Скоробогатов, видно, понял мое состояние.
— Хорош у тебя автомат, — похвалил он трофей. — Сам достал?
Он знает, что сам. Но вопрос его сладок. Я кивнул головой. Скоробогатов застегнул подбитую ветром шине-лишку, встал, подлил мне из чайника и снова:
— Хорош…
Добытое в бою оружие — бесспорный признак воинской доблести. Так, наверное, было всегда, во всех войнах. Поколебавшись в душе, я снял с груди автомат и протянул Скоробогатову.
— Что ты? — неуверенно улыбнулся он.
— Возьми.
В роту пришло пополнение. Народ прибыл солидный, в возрасте, по документам — один завскладом, один писарь, один ездовой и два повара.
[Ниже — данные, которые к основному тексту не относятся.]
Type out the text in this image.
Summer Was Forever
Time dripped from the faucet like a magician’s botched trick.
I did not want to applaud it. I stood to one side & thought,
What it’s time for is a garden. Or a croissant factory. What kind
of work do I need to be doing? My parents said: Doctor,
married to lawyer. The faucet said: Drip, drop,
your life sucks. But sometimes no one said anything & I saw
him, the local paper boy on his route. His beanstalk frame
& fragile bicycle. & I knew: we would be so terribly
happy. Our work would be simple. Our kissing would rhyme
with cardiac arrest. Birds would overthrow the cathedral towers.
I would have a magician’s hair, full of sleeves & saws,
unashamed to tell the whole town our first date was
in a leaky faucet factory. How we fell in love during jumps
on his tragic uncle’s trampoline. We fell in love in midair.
Это все, что могли наскрести в полку.
— Куда ж я вас, братцы?
— Куда нужно, — с готовностью ответил бритоголовый, медлительный дядя, по-свойски скидывая с плеча вещмешок и кладя у своих ног.
У печи стоит Буянов и подбрасывает в огонь куски промасленной, из-под патронов, бумаги. Покончив с бумажками, он разламывает руками ящик и опять приживляет огонь.
— Тарщ командир, — скороговоркой обращается он ко мне, не отрываясь от яркой печки, — хуть мне этого…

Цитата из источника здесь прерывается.